Some stakeholders in LA have exploited homeless voters –– and lax voting rules –– to entrench their power.
Now the Trump administration is investigating.
Plainclothes federal agents spread through Skid Row this week to explore possible election fraud –– including reports that homeless people were paid to complete voting forms, forge signatures and cast votes for left-wing candidates for mayor.
Once again, LA’s top federal prosecutor, Bill Essayli, has done great work probing allegations of fraud that state and local officials have scant incentive to address.

Let’s find out more.
Investigating alleged Skid Row voting bribes, along with other claims of election fraud in California, are a key step toward restoring public trust in Golden State elections.
Since the June 2 primary, California’s been a global laughingstock for its lax guardrails on voting, ban on voter ID, slow system of late vote-counting, and anything-goes election process that’s so sloppy it’s hard to tell where the chaos ends and the fraud might begin.
Meanwhile, true to form, the LA City Council is plotting to make the mess worse.
Zealot-left Councilman Hugo Soto-Martínez led a council majority to advance a plan to let noncitizens, including illegal immigrants, vote in LA elections –– an insane proposal that would erase what few voting controls are left, dilute citizens’ voices, and deepen distrust of a broken electoral system.

After the June election, The California Post found thousands of homeless voters registered to vote at shelters where they were not living, including one shelter with no beds.
It’s fair to wonder what happened to the thousands of ballots that were mailed to those locations, given Sacramento’s reckless policy of papering the state with ballots –– with no controls on who returns them.
The feds should investigate all this and more.
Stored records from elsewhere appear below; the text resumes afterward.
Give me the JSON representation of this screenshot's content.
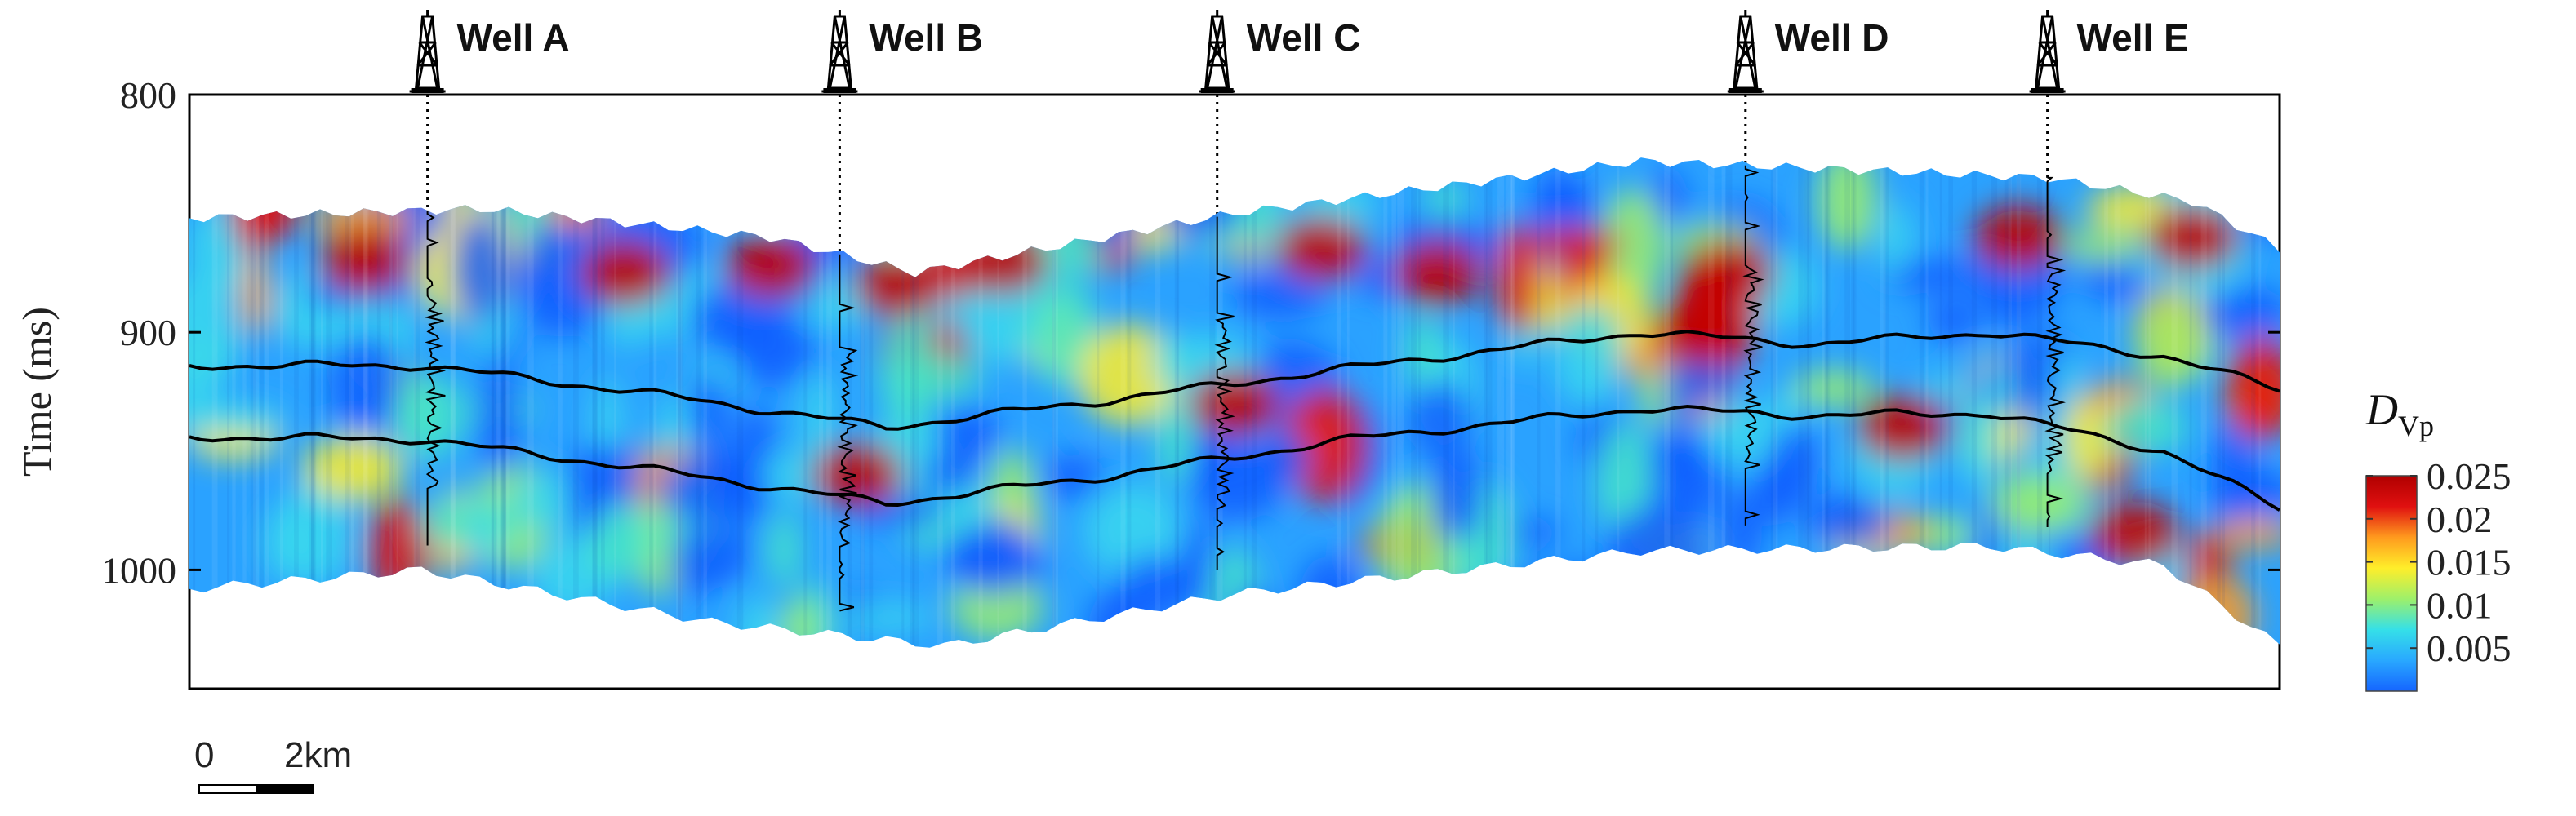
{
  "chart_data": {
    "type": "heatmap",
    "title": "",
    "ylabel": "Time (ms)",
    "ylim": [
      800,
      1050
    ],
    "yticks": [
      800,
      900,
      1000
    ],
    "colorbar": {
      "label_main": "D",
      "label_sub": "Vp",
      "range": [
        0,
        0.025
      ],
      "ticks": [
        0.005,
        0.01,
        0.015,
        0.02,
        0.025
      ],
      "tick_labels": [
        "0.005",
        "0.01",
        "0.015",
        "0.02",
        "0.025"
      ],
      "colors": [
        "#1565ff",
        "#29a8ff",
        "#35e0e8",
        "#9ef06a",
        "#ffee2a",
        "#ff9a1e",
        "#e01010",
        "#b00000"
      ]
    },
    "wells": [
      {
        "name": "Well A",
        "x_km": 4.1
      },
      {
        "name": "Well B",
        "x_km": 11.2
      },
      {
        "name": "Well C",
        "x_km": 17.7
      },
      {
        "name": "Well D",
        "x_km": 26.8
      },
      {
        "name": "Well E",
        "x_km": 32.0
      }
    ],
    "x_extent_km": [
      0,
      36
    ],
    "section_top_ms": [
      [
        0,
        852
      ],
      [
        5,
        848
      ],
      [
        10,
        860
      ],
      [
        12.5,
        875
      ],
      [
        18,
        850
      ],
      [
        25,
        828
      ],
      [
        32,
        835
      ],
      [
        34.5,
        845
      ],
      [
        36,
        865
      ]
    ],
    "section_bottom_ms": [
      [
        0,
        1008
      ],
      [
        4,
        1000
      ],
      [
        9,
        1022
      ],
      [
        13,
        1032
      ],
      [
        18,
        1010
      ],
      [
        25,
        992
      ],
      [
        31,
        990
      ],
      [
        34,
        998
      ],
      [
        36,
        1032
      ]
    ],
    "horizon_upper_ms": [
      [
        0,
        914
      ],
      [
        4,
        914
      ],
      [
        8,
        926
      ],
      [
        12,
        940
      ],
      [
        16,
        928
      ],
      [
        20,
        915
      ],
      [
        25,
        900
      ],
      [
        28,
        905
      ],
      [
        31,
        900
      ],
      [
        34,
        910
      ],
      [
        36,
        924
      ]
    ],
    "horizon_lower_ms": [
      [
        0,
        944
      ],
      [
        4,
        945
      ],
      [
        8,
        958
      ],
      [
        12,
        972
      ],
      [
        16,
        960
      ],
      [
        20,
        945
      ],
      [
        25,
        932
      ],
      [
        28,
        935
      ],
      [
        31,
        934
      ],
      [
        34,
        950
      ],
      [
        36,
        974
      ]
    ],
    "scale_bar": {
      "labels": [
        "0",
        "2km"
      ]
    }
  }
}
And Sacramento should clean up the system: Among other changes, California should send mail-in ballots only to voters who request them; require each voter to submit his/her own ballot; require voter ID; require that all votes are received, not just postmarked, by Election Day; and deliver final vote counts within hours, not weeks.
It’s ludicrous that California counties continue to process ballots for a month after an election.
But the state and local Democrats who benefit from the current system have little incentive to change it.
Federal probes might provide the only relief Californians get from bad actors who manipulate people, elections and government programs to get what they want.